A Store continues to hold the information returned from the function until the Store is destroyed by the DeleteStore function, or until the Store is used as an argument to a subsequent function which returns complex data. At that time, the old information is replaced with the new. Thus multiple calls to functions overwrite the contents of a Store. The actual memory managed by a Store may change each time the Store is passed as an argument thus invalidating old pointers which may have been returned in previous calls. A Store only contains the results of the last function. An application may create more than one Store.

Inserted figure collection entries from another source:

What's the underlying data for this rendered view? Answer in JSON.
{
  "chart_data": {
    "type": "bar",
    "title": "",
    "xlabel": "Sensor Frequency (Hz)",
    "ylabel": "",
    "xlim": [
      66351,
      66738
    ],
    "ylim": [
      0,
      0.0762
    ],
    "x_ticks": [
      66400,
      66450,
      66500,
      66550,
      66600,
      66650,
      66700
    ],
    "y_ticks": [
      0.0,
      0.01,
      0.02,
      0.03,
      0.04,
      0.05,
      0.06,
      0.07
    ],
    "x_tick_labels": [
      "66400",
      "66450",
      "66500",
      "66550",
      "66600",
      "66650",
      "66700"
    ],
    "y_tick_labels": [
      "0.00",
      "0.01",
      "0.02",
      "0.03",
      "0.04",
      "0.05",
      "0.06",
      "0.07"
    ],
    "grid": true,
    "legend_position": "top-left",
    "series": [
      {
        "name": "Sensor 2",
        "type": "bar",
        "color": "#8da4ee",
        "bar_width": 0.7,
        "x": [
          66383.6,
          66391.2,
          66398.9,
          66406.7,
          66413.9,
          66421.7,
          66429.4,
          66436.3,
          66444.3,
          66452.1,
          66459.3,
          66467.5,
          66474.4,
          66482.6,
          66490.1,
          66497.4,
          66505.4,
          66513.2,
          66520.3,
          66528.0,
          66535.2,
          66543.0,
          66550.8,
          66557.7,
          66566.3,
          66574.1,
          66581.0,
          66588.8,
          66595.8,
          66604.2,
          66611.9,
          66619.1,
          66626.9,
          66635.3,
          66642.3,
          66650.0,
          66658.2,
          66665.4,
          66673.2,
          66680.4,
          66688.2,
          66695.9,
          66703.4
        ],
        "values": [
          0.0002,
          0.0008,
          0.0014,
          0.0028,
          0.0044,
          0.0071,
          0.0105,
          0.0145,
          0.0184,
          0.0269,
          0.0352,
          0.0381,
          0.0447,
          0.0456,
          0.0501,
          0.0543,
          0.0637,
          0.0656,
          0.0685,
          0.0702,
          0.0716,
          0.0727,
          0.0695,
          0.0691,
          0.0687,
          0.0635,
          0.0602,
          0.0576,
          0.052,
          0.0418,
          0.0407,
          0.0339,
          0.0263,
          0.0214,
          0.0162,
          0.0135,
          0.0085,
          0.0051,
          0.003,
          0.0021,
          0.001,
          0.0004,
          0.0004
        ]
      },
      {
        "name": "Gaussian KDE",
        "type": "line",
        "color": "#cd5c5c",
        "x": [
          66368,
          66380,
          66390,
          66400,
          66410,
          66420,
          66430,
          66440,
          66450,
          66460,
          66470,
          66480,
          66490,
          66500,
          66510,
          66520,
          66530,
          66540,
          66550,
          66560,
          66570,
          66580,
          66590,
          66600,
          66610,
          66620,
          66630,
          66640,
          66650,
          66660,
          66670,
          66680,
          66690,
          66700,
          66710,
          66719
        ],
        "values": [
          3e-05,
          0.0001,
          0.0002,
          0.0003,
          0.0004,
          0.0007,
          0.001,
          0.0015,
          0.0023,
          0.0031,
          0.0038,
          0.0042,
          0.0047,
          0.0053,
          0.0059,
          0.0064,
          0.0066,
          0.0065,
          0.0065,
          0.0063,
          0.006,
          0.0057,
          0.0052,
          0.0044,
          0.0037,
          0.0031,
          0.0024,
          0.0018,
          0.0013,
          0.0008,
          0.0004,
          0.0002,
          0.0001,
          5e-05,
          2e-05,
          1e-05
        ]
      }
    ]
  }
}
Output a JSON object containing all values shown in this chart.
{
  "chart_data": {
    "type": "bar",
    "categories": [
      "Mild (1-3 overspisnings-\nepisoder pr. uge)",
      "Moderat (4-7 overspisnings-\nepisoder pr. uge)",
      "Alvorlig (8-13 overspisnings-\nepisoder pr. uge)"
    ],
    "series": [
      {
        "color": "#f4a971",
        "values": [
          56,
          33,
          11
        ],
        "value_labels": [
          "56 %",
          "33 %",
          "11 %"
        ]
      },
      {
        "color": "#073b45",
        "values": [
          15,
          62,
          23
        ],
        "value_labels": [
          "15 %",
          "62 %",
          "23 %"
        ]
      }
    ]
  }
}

This binding defines two new errors that can occur when using or creating a Store; these errors are described in 3.10.2 C-specific SRM errors. For all functions using a Store, these and other errors are returned as the return value for the function. Whenever, an error occurs which involves a Store, the pointer being returned shall have value NULL.
The definitions for the functions CreateStore and DeleteStore follow:
SRM_CreateStore
Abstract Function: CreateStore
SRM_StatusCode SRM_CreateStore (
SRM_Store *store /* OUT store construct */
);
SRM_DeleteStore
Abstract Function: DeleteStore
SRM_StatusCode SRM_DeleteStore (
SRM_Store store, /* store construct */
);
All errors reported by an implementation are returned by functions using the data type SRM_StatusCode. Errors status values defined in ISO/IEC 18026 are assigned positive enumerant values.
This binding defines errors specific to the C language binding. These are defined in Table 3.2.
Table 3.2 — C-specific SRM errors
|
Enumerant |
Message |
|---|---|
|
SRM_BUFFER_OVERFLOW |
Buffer too small to hold data. |
|
SRM_ENUMERATION_VALUE_INVALID |
Enumeration type out of range. |
|
SRM_CANNOT_ALLOCATE_MEMORY |
Cannot allocate memory. |
|
SRM_STORE_INVALID |
Store provided is invalid. |
‡ For the purpose of this International Standard and according to the rules for the designation and operation of registration authorities in the ISO Directives, the ISO council has designated the NIMA to act as registration authority.